At the time, it was the first truly tangible evidence that the Cowboys had found a potential successor to longtime starter Tony Romo. With Romo taking the night off, Prescott – the team’s fourth-round draft pick four months earlier — completed 10 of 12 passes for 139 yards and two touchdowns for a 154.5 rating.
Cowboys owner/general manager Jerry Jones remembers Prescott’s first of two touchdowns — a 10-yard back-shoulder throw to Dez Bryant in the first quarter — not so much for the play itself but the Cowboys’ sideline reaction.
Sitting next to Jones, fellow Hall of Famer Michael Irvin noticed first.
“I said, ‘My goodness, what an excellent play by that young quarterback,’” Jones recalled on 105.3 The Fan. “And Michael looked at me and said, ‘That’s not what I’m looking at. Look at your bench over there. Every player out there is about two feet out on the field cheering and living in his every footstep. This team is really behind this guy.’”

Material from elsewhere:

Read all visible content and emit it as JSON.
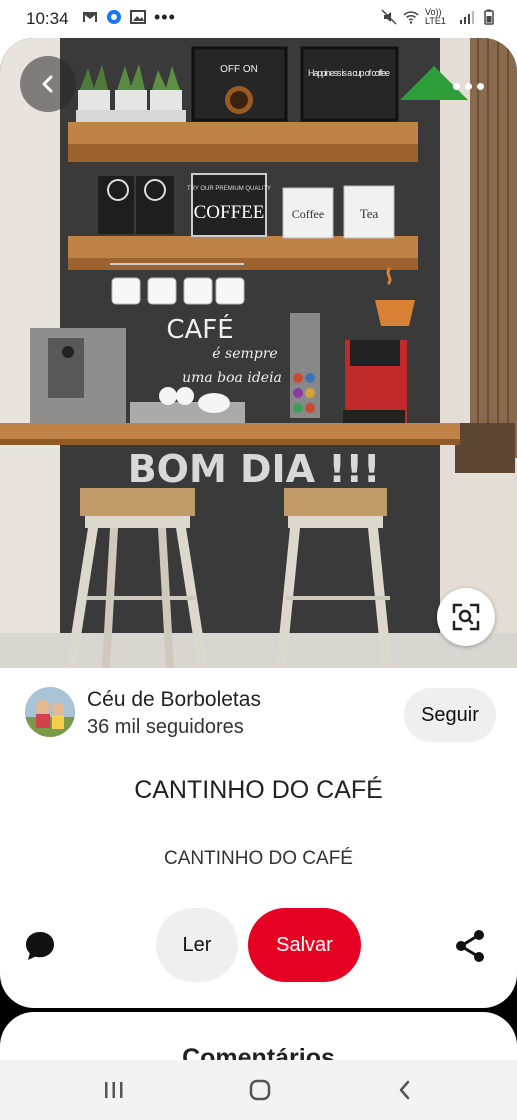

Linebacker Sean Lee agreed.
“I think it was just the whole atmosphere of seeing him play for the first time and the poise that he displayed as a young guy, first game, playing like he did,” Lee said. “And then just the talent he had to be able to make the throws, to be as savvy as he was as such a young guy. It was like, ‘Wow, this guy’s pretty talented.’ And then from there he just continued to take off.”
A season-ending injury to Kellen Moore had moved Prescott into the No. 2 spot early in training camp. Two weeks later, Prescott would take over the starting job for good when Romo suffered a back injury. Quite a leap for a rookie who opened training camp splitting third-team reps.
The rest, of course, is history.
Prescott and his teammates are looking to make more history Saturday.
“I guess I couldn’t imagine it being back in the Coliseum against the team I started off
my career, but I’ve always talked about the confidence I’ve had in myself and this team,” he said. “Nothing has changed.”